Так, в этом развертывании человек и власть неотделимы; и если человеческое существо, развертывая этот выход к явленности власти, само начинает присутствовать для ее выхода к явленности, то… то и власть способствует развертыванию человеческого существа, его вхождению в присутствие. Упростим до предела: человек присутствует во властвовании и через него; властвуя, он открывается для вещей внешних и просто далеких для него.

«Властвуй, к этому ты призван». Не только те, другие. Благодаря власти человек тоже «про-является»; или — во власти человек выходит к явленности (для чего-то, для чего иначе он явиться не сможет). Власть — это феномен человеческого мира, которого нет ни в мире вещей, ни в мире животных, ни, между прочим, в божественном мире. Что же мы боимся властвовать, представляя эту боязнь как осторожность и благоразумие? И не следует ссылаться на «Народ» как некую высшую, всё оправдывающую и легитимирующую инстанцию. Надо ведь отдавать себе отчет в следующем: «Народу», как некоему мыслимому «объекту», нельзя, не впадая в абсурд, приписать ни мышления, ни сознания, ни воли. Между тем именно это систематически и делают. Возникает парадокс «Сверхсубъекта», т. е. не просто одного из субъектов, а «субъекта субъектов», который, тем не менее, не может ни мыслить, ни сознавать, ни волить. И это главный «политический игрок» (причем и для правительства, и для оппозиции). Кто же в таком случае «мыслит», «сознает», «волит» за него, одновременно представляя свое мышление, свое сознание, свою волю «мышлением», «сознанием» и «волей» «Народа»? Как фабрикуется это «то, что думает», «то, чего хочет Народ»?
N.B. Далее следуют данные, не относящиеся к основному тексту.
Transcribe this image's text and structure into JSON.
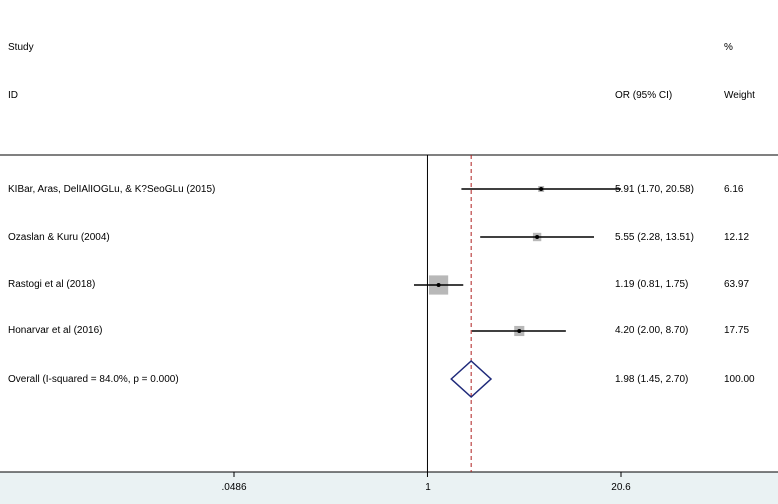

Это «Народ»; теперь — Государство; государство и граждане. Во что инвестирует первое и во что — вторые? Государство — в лице правительства — утверждает, что инвестирует в своих граждан, т. е. в человека. В действительности оно инвестирует в само себя, в свои институты, — министерства, армию, службу безопасности, институт государственного образования и т. п. И никогда не инвестирует непосредственно в человека или в гражданское общество. Но утверждается обратное — и это тактика навязанного долга, целиком ложного. Теперь и граждане обязаны инвестировать в свое государство. Государство — это то, ради чего стоит жить и ради чего стоит умирать. Так вот, вместо этого давайте будем инвестировать в гражданское общество и друг в друга. Гражданское общество не является тем, ради чего стоит умирать; это то, в чем можно жить с гарантией свобод и достоинства.

Напротив, государство унифицирует. Враг государства обязан быть и твоим врагом — в противном случае ты «предатель» и, следовательно, тоже враг. Лэйнг как-то замечал: «Побуди всех людей желать, ненавидеть и бояться одного и того же — и ты хозяин их поведения, а значит, у тебя в руках потребители и пушечное мясо. Сделай так, чтобы у всех в сознании укоренился образ негров как людей неполноценных или образ белых как существ порочных и слабых, — и поведение можно будет организовать соответственно этому образу» (Феноменология переживания. Львов, 2005. С. 96). Но ведь сделать это можно лишь при том предварительном условии, что мы уже отказались властвовать сами, мы уже не властвуем — и именно в границах нашего собственного человеческого существа.

Власть развертывает человеческое присутствие, но она сама не может быть развернута, если человек не раскрывается ей. — А если мы удалены от власти? — Кто вам это сказал? Почему вы этому поверили? Таково ваше самоощущение? Не всем самоощущениям следует доверять. Для этого у нас и есть сила рефлексии, рефлексирующая сила.

Итак, властью обладают все; абсолютно безвластных людей нет (а иначе мы должны говорить уже о рабстве; кстати, до сих пор плохо разобранный и понятый феномен). Весь вопрос в мере твоей власти, ее границах и в том, на кого и на что она направлена. И важно выяснить это для себя, дабы не впасть в иллюзию всесилия или бессилия. И выяснив, т. е. очертив границы своей власти, важно проявить осторожность, требуемую и этой, хотя бы и очень малой, зоной или областью действия вашей власти.

Сегодня вы — борцы за право без права, властвующие без власти. Но как заметил Ален Бадью, «кто не „делает“ политики, того в ней „нет“. Перефразируем: кто не „делает“ власть, того в ней „нет“. При этом (хотя власть и не сводится к обладанию) надлежит овладеть двояким: и нехваткой, и избыточностью. Так что — вперед, помня, что всегда возможна иная политика, чем просто „управление принудительными ограничениями“.